El campus universitario como concepto urbanístico es un invento tan yankee como la cocacola. La inexorable colonización cultural que emana desde ese lado del Atlántico nos ha hecho asumir este arquetipo como propio, como algo deseado, incluso cuando se fundan universidades que no tienen paisaje al que mirar o en el que desarrollarse, o que están insertas en un tejido urbano consolidado, o cuando las condiciones climáticas y culturales, o los modos de vida y relación, aconsejan unas premisas tipológicas más compactas, más cercanas a nuestro genius loci mediterráneo.
¿Estamos obligados a diseñar una universidad mediterránea a partir de ese modelo del “campus” de edificios aislados sobre una pradera -que se ha infiltrado en nuestra iconografía a través del cine y la televisión- cuando nuestras ciudades históricas nos proporcionan referentes más sensatos en cuanto a recintos habitables, sostenibles y a escala del peatón? No basta con colgar el adjetivo “mediterráneo” a cualquier conjunto de edificios y espacios libres para que automáticamente éstos adquieran los atributos de las ciudades más habitables del sur de Europa. En el término municipal de Sevilla, el llamado “campus” de Palmas Altas (complejo universitario-empresarial de gran prestigio en el imaginario oficial) es un ejemplo claro de este equívoco. Se trata de depositar varios cubos de cristal, directamente importados de Londres, superponer leves paños de lamas de protección solar y hacer todos los cálculos posibles para que algún organismo invisible otorgue una certificación Leed: ya tenemos el campus mediterráneo.
Mientras tanto, en la cercana Sevilla y en los lugares en que sus construcciones atemporales muestran su sentido común, la gente habita sus patios, sus porches, sus plazas, sus parques o sus calles entoldadas y tal vez algún estudiante repase un examen en la galería de un corral de vecinos, a la sombra y a la brisa, sin aire acondicionado ni trigeneración.

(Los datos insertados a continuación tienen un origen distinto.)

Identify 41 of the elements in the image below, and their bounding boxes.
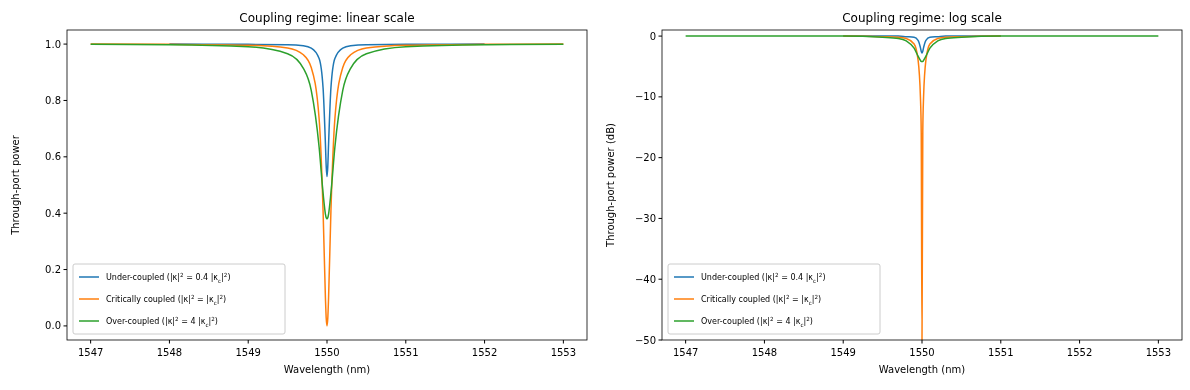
x-axis-title: Wavelength (nm) [283,364,371,375]
legend-label: Over-coupled (|κ|$^{2}$ = 4 |κ$_{c}$|$^{2}$) [701,315,813,328]
y-tick-label: 0.4 [45,207,61,219]
x-axis-title: Wavelength (nm) [878,364,966,375]
x-tick-label: 1549 [235,347,261,358]
y-axis-title: Through-port power (dB) [605,122,616,248]
x-tick-label: 1550 [909,347,935,358]
legend-label: Under-coupled (|κ|$^{2}$ = 0.4 |κ$_{c}$|$^{2}$) [701,271,826,284]
y-tick-label: −50 [634,334,656,346]
y-axis-title: Through-port power [10,134,21,236]
line-series [168,43,486,178]
line-series [684,35,1160,63]
x-tick-label: 1551 [393,347,419,358]
x-tick-label: 1553 [1145,347,1172,358]
x-tick-label: 1550 [314,347,340,358]
y-tick-label: 0.2 [45,264,61,276]
x-tick-label: 1551 [988,347,1014,358]
y-tick-label: −40 [634,273,656,285]
legend-label: Under-coupled (|κ|$^{2}$ = 0.4 |κ$_{c}$|$^{2}$) [106,271,231,284]
y-tick-label: −30 [634,212,656,224]
y-tick-label: 0 [649,30,656,42]
y-tick-label: 0.6 [45,151,61,163]
line-series [89,43,565,220]
y-tick-label: 0.8 [45,94,61,106]
y-tick-label: −20 [634,152,656,164]
chart-title: Coupling regime: linear scale [239,11,415,25]
x-tick-label: 1548 [156,347,183,358]
x-tick-label: 1549 [830,347,856,358]
x-tick-label: 1553 [550,347,577,358]
x-tick-label: 1552 [1066,347,1093,358]
x-tick-label: 1547 [672,347,699,358]
chart-title: Coupling regime: log scale [842,11,1002,25]
legend-label: Critically coupled (|κ|$^{2}$ = |κ$_{c}$|$^{2}$) [701,293,822,306]
legend-label: Over-coupled (|κ|$^{2}$ = 4 |κ$_{c}$|$^{2}$) [106,315,218,328]
y-tick-label: −10 [634,91,656,103]
y-tick-label: 0.0 [45,320,61,332]
x-tick-label: 1547 [77,347,104,358]
legend-label: Critically coupled (|κ|$^{2}$ = |κ$_{c}$|$^{2}$) [106,293,227,306]
x-tick-label: 1548 [751,347,778,358]
y-tick-label: 1.0 [45,38,61,50]
x-tick-label: 1552 [471,347,498,358]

No hace mucho fuimos seleccionados para el concurso restringido de ideas para la ordenación general de la futura Universidad Loyola de Andalucía, en el término municipal de Dos Hermanas, en los terrenos de un Plan Parcial aún sin edificar en su mayor parte, con libertad volumétrica y tipológica en el diseño. La palabra campus navegaba por las bases del concurso y por su documentación previa, y tal vez en el inconsciente del promotor bullían las escenas universitarias del cine americano, pero nuestras referencias para el diseño seguían estando muy cerca del Mediterráneo, de las imágenes difusas de ciudades donde conviven los peatones en un mundo de patios, calles estrechas, plazas ajardinadas, de densos tapices de luces y sombras que nuestra propuesta quiso recrear.
La propuesta finalmente elegida por el promotor, llegada en Ave desde el norte, reproducía, esta vez sin cubos pero con prismas, la estrategia del centro empresarial de Palmas Altas (actual sede provisional de la universidad Loyola). El resultado nos dejó aun meditando sobre la posibilidad de generar un modelo autóctono de ciudad mediterránea, inspirada en el sentido común de nuestras ciudades históricas, y dando vueltas a sistemas compositivos inspirados en la estrategia del tapiz de luces y sombras. Como E. M. Forster cuando imaginaba otro futuro en sus novelas más comprometidas: a la espera de tiempos mejores.